Para o Dean
...e movimentando agressivamente os punhos ele buscava a minha
boca, a minha lembrança, a minha mentira. Seus gestos interrogavam meus
personagens maltrapilhos que caminhavam feito hipsters do outro lado
do corredor. A roupa velha no varal, os vagões desocupados, o caminho de volta,
livros e poemas esparramados pelo assoalho cheio de buracos. Duas noites em
claro falando sobre a esquerda, evocando Sartre. Jazz, ele dizia, sempre
acabamos aqui, para inferno todo o resto. Se levantava, acendia mais
um cigarro e preciso dormir agora, vem Marília, dar uma olhada na cara
envergonhada do mundo e continuava sem se recompor, você já deveria ter percebido que
estamos parados em frente a casa de ninguém. Faróis imensos em cima de nós
e aqueles olhos fatigados me chamando de volta, pedindo para que fizesse amor
suavemente, que sentisse e aceitasse sua situação, que ouvíssemos o saxofonista
arruinado, que nos arruinássemos, que encostássemos a cabeça naquela cicatriz
de cesariana mal feita e dormíssemos até o final da tarde sobre a cortina de
veludo roubada. Estiquei os braços e anunciei a chegada...

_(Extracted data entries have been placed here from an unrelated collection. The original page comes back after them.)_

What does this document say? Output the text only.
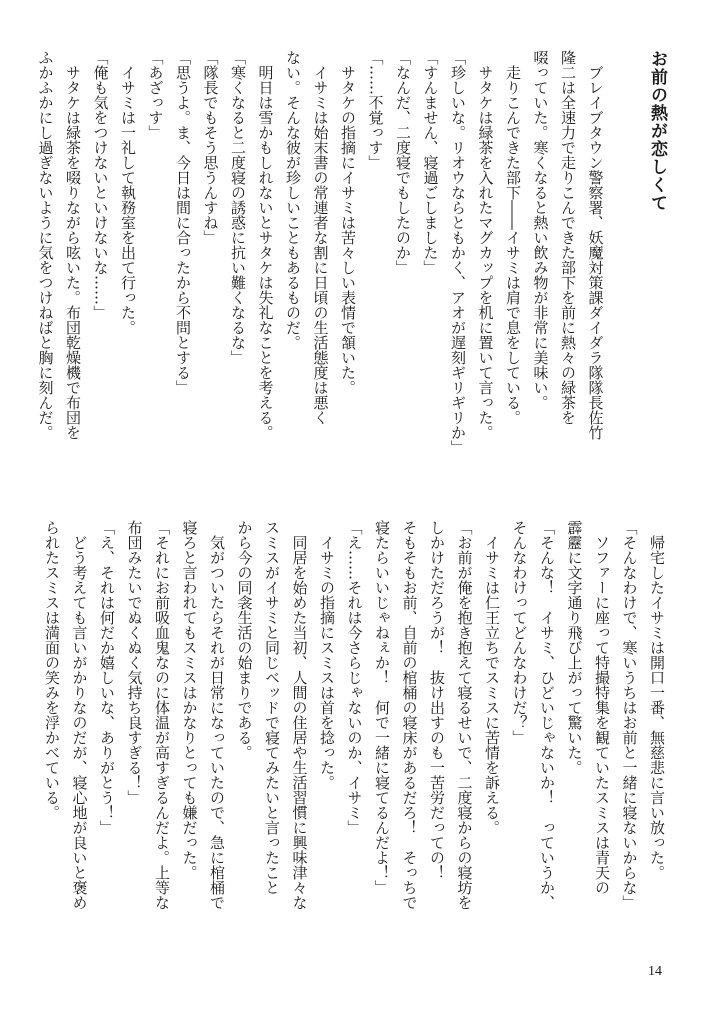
お前の熱が恋しくて

ブレイブタウン警察署、妖魔対策課ダイダラ隊隊長佐竹

隆二は全速力で走りこんできた部下を前に熱々の緑茶を

啜っていた。寒くなると熱い飲み物が非常に美味い。

走りこんできた部下――イサミは肩で息をしている。

サタケは緑茶を入れたマグカップを机に置いて言った。

「珍しいな。リオウならともかく、アオが遅刻ギリギリか」

「すんません、寝過ごしました」

「なんだ、二度寝でもしたのか」

「……不覚っす」

サタケの指摘にイサミは苦々しい表情で頷いた。

イサミは始末書の常連者な割に日頃の生活態度は悪く

ない。そんな彼が珍しいこともあるものだ。

明日は雪かもしれないとサタケは失礼なことを考える。

「寒くなると二度寝の誘惑に抗い難くなるな」

「隊長でもそう思うんすね」

「思うよ。ま、今日は間に合ったから不問とする」

「あざっす」

イサミは一礼して執務室を出て行った。

「俺も気をつけないといけないな……」

サタケは緑茶を啜りながら呟いた。布団乾燥機で布団を

ふかふかにし過ぎないように気をつけねばと胸に刻んだ。

帰宅したイサミは開口一番、無慈悲に言い放った。

「そんなわけで、寒いうちはお前と一緒に寝ないからな」

ソファーに座って特撮特集を観ていたスミスは青天の

霹靂に文字通り飛び上がって驚いた。

「そんな！　イサミ、ひどいじゃないか！　っていうか、

そんなわけってどんなわけだ？」

イサミは仁王立ちでスミスに苦情を訴える。

「お前が俺を抱き抱えて寝るせいで、二度寝からの寝坊を

しかけただろうが！　抜け出すのも一苦労だっての！

そもそもお前、自前の棺桶の寝床があるだろ！　そっちで

寝たらいいじゃねぇか！　何で一緒に寝てるんだよ！」

「え……それは今さらじゃないのか、イサミ」

イサミの指摘にスミスは首を捻った。

同居を始めた当初、人間の住居や生活習慣に興味津々な

スミスがイサミと同じベッドで寝てみたいと言ったこと

から今の同衾生活の始まりである。

気がついたらそれが日常になっていたので、急に棺桶で

寝ろと言われてもスミスはかなりとっても嫌だった。

「それにお前吸血鬼なのに体温が高すぎるんだよ。上等な

布団みたいでぬくぬく気持ち良すぎる！」

「え、それは何だか嬉しいな、ありがとう！」

どう考えても言いがかりなのだが、寝心地が良いと褒め

られたスミスは満面の笑みを浮かべている。

14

Perambulamos até um ponto qualquer, falávamos sobre gatos ou sobre jazz. Velhinhos a espreita da eternidade em seus alpendres, sentados em degraus de madeira ao lado de jovens moças russas. Era o tempo, nunca obstinado, prostrado num canto qualquer, sempre prestes a deitar ao nosso alcance. Prefiro não olhar. Jack falava comigo em voz baixa, me convidava, os ônibus passavam e Irene, diante da janela aberta, esbofeteava o travesseiro e despedia a culpa. E nós prosseguíamos, doces e sujos.